Brother Stephen was back on the Penn campus this past Friday afternoon performing his usual sermon of hellfire and brimstone (complete with associated dance steps). Only this time he brought a few tools to aid him in the saving of our wicked souls that I've never seen with him before: a Koran and an American flag.
Oh, brother.
His list of the hell-bound remained essentially the same: lesbians and gays, drunks and potheads, whores and whoremongers, animists and witches, narcissists, Hindus, Buddhists, Mormons, unconverted Catholics and unconverted Jews. But this time there was added emphasis on a group that Brother Stephen apparently finds particularly sinister: "Muuuus-liiiims."
Oh, brother.
Koran in hand, Brother Stephen denounced Islam as a "religion of the sword" and called Mohammed "a pervert." He did, however, acknowledge that the Koran was a true text -- that is, whenever it is in agreement with the Bible, he said. By his calculations, this was approximately 75 percent of the time.
Ohhhh, brother.
Penn students, not surprisingly, were having none of it. Passersby shouted "devil!" and the always-funny "homo!" and urged the impassioned evangelist to "Do [his] fire-dance." Those who stopped and stood long enough to hear Brother Stephen's anti-Islam rant could see that it was a fervent but ultimately futile attempt to advance his message at the expense of a group potentially made vulnerable to scapegoating. Onlookers received some free entertainment -- not to mention a sense of superiority for fitting Brother Stephen into their world view as "ignorant" -- but that was about it.
Clearly, his methods were not working and his message was not sinking in. No, not here at Penn, I thought to myself. But what about at...?
Difficult as it is for us to realize, Penn's relatively free and liberal cultural environment may not be as typical of the United States as many of us have come to assume. Brother Stephen may not represent the American "norm," but neither does the multi-religious, multi-racial and multi-cultural environment at Penn.
Instead, they are two very different components of the same America.

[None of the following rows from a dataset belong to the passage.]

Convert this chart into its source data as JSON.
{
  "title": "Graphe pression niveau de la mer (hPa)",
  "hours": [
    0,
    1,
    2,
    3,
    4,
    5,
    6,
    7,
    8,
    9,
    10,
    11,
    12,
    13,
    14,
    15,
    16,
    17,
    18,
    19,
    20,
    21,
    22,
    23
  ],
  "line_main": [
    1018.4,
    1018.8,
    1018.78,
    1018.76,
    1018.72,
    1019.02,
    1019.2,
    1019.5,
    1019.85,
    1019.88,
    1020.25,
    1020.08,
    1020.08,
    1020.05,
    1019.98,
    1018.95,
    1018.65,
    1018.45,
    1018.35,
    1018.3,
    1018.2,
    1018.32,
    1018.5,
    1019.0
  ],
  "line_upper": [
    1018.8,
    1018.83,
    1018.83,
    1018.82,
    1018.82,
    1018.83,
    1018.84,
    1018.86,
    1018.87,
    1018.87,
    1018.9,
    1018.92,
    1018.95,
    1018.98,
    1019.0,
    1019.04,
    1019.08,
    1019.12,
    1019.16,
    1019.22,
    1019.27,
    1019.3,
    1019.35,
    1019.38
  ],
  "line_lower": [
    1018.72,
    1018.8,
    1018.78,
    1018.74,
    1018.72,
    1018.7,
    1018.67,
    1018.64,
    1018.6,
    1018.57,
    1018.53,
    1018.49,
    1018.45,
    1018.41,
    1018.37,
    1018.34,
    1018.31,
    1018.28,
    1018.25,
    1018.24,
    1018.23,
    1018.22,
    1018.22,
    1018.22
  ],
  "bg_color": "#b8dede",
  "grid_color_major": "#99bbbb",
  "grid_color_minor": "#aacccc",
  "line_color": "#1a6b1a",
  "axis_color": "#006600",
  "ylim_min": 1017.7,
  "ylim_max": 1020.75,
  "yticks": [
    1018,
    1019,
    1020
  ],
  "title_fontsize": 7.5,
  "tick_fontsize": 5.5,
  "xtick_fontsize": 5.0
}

There are plenty of places where Brother Stephen's message of intolerance and hatred would receive a far more ambiguous response than the name-calling, head-shaking and "oh, brothers" he elicits here at Penn. These sites aren't necessarily in Arkansas, West Virginia and Wyoming, either, although it's likely Brother Stephen could find large enough audiences in each of these places, too. They're two hours west of Philadelphia, or an hour to the north.

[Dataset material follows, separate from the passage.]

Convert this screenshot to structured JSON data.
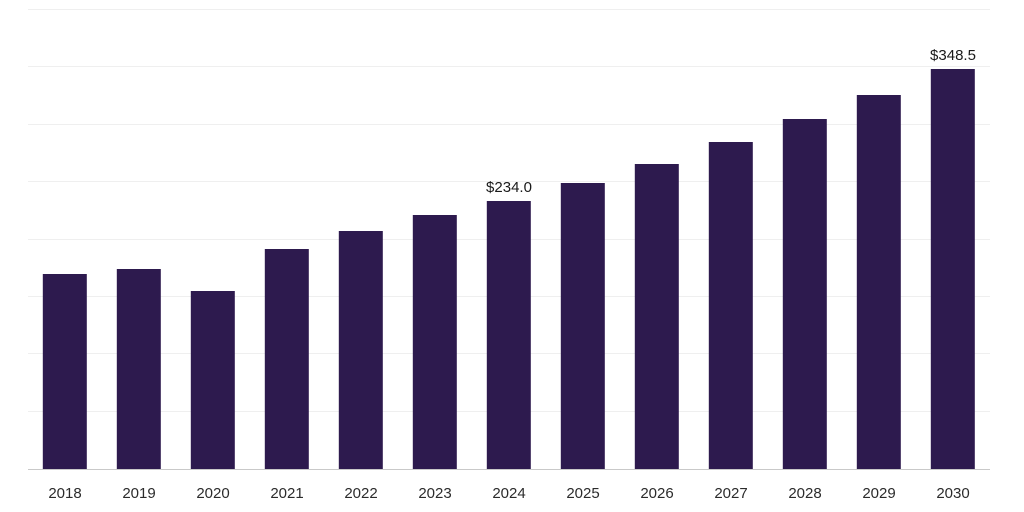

Make no mistake, Brother Stephen is a radical. Not just on the Penn campus but anywhere. The populaces of the small towns off of I-76 and I-476 wouldn't band together to follow him as if he were the Pied Piper, although he could probably amass some active following.
More likely, his xenophobic arguments would garner a not insubstantial amount of that most insidious of allegiances -- tacit support.
Brother Stephen's attempt to make Christianity a prerequisite for an American identity is not his own invention. Throughout American history, what the majority of Americans perceive as "true Americanness" has always had a prominent religious and racial component. Acceptance has grown, but it has come slowly -- slower in some places than in others.
For a portion of America, the Sept. 11 attacks were damning evidence proving what their prejudices already led them to believe: Islam was -- and must be -- anti-American.
We scoff when Brother Stephen calls those that perpetrated the terrorist attacks "true Muslims," or when he refers to the Koran as a "terrorist manual." But we mustn't forget that there is an element within America -- no doubt more sizable than you realize -- that is vulnerable to such rhetoric.
The lesson that Brother Stephen's sermons should implant in us must not be a reminder of our own superiority or even an example of a good, free way to add some excitement to an otherwise mundane weekday afternoon, although I can hardly fault someone for finding Brother Stephen's antics entertaining.
On the contrary, it should be a sobering reminder that the values of tolerance and acceptance are not universal, and that we must remain active and steadfast in our intolerance of intolerance. You never know when you might meet Brother Stephen on a level playing field. Bob Warring is a senior History and English major from Hanover, PA.